I'm a power yoga addict.
What is your current job? Describe some of your
responsibilities, and how you or your organization fit into the
scholarly communications web.
I am Program Manager at the new Harvard Office of Scholarly
Communication (OSC), which was set up in large part to implement the
open access resolution that was voted in last year by the Faculty of
Arts and Sciences and the Law School, and is likely to be passed by
other schools at Harvard this year. In effect, the University now has a
prior, non-exclusive license to faculty journal article manuscripts,
and a commitment to make those works openly available. We don't see
setting up an institutional repository as an end in itself. The OSC's
broader purpose is to help the university capture and highlight its
research output, expand access to and impact of its faculties'
scholarship, and engage publishers in practical, mutually beneficial
ways to evolve copyright sharing and business practices.

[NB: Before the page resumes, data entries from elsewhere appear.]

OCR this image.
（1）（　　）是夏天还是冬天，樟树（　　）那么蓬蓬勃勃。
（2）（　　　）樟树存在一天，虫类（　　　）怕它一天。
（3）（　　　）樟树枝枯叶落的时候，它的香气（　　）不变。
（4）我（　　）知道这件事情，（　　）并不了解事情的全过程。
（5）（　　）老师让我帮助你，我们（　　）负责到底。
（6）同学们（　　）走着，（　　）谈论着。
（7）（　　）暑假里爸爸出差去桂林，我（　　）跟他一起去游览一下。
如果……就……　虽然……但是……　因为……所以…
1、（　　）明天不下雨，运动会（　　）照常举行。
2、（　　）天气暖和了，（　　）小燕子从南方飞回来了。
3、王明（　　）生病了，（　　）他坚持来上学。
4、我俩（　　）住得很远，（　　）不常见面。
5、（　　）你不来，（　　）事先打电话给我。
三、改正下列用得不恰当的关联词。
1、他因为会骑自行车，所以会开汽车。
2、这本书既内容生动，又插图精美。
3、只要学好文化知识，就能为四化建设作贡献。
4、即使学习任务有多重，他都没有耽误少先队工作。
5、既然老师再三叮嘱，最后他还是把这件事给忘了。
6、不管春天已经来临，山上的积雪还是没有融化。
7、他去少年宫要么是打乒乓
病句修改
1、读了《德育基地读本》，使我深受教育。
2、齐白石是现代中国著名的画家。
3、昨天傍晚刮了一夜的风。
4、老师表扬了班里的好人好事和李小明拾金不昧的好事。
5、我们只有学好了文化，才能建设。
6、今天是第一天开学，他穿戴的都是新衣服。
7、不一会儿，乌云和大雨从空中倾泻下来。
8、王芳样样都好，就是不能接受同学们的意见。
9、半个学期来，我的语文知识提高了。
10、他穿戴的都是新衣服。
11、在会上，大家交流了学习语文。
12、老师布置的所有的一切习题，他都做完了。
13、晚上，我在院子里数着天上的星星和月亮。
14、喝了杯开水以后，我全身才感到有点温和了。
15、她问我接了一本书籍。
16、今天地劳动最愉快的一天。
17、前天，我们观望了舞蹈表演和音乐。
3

What career path led to your current position? Where do you
see scholarly communications heading, and what new directions interest
you most?
I originally followed an academic career path, and then
impulsively switched direction in the midst of my postdoc years. It was
a kind of leap of faith. I heard about an acquisitions position in my
areas of expertise -- cognitive science and linguistics -- and decided
to give publishing a try. That was 16 years ago, and I stayed in
scholarly publishing until just a few months ago, most recently as
Director of Business and Product Development at CrossRef. The Harvard
opportunity appealed to me as a way to connect my academic and
publishing interests. The OSC could grow to provide a wide range of
publishing services to the faculty and students, giving them more
control over their intellectual creations and the scholarly
communications process. We will likely house the University's
electronic dissertations, for instance, and are considering some joint
projects with Harvard University Press. The Harvard University Library
as a whole is very interested in meeting faculty demand to host and
curate a variety of home-grown digital collections.
What advice would you give to people interested in a career
in scholarly communications? What new roles or opportunities do you see
emerging in the field?
Scholarly communications is a growth area for people with a
publishing, library, research, or IT background. University
administrators and faculties are likely to think harder about their own
intellectual property in these lean, transformative times, when library
budgets are severely constrained, other modes of dissemination and
access to scholarly resources are likewise threatened, and there is
broad consensus around the need to expand access to scholarship on a
global basis. Many university presses can no longer afford to publish
academic monographs. That leaves scholars demanding new outlets for
their research, and universities in need of creative people, services,
and digital infrastructure to fill that gap.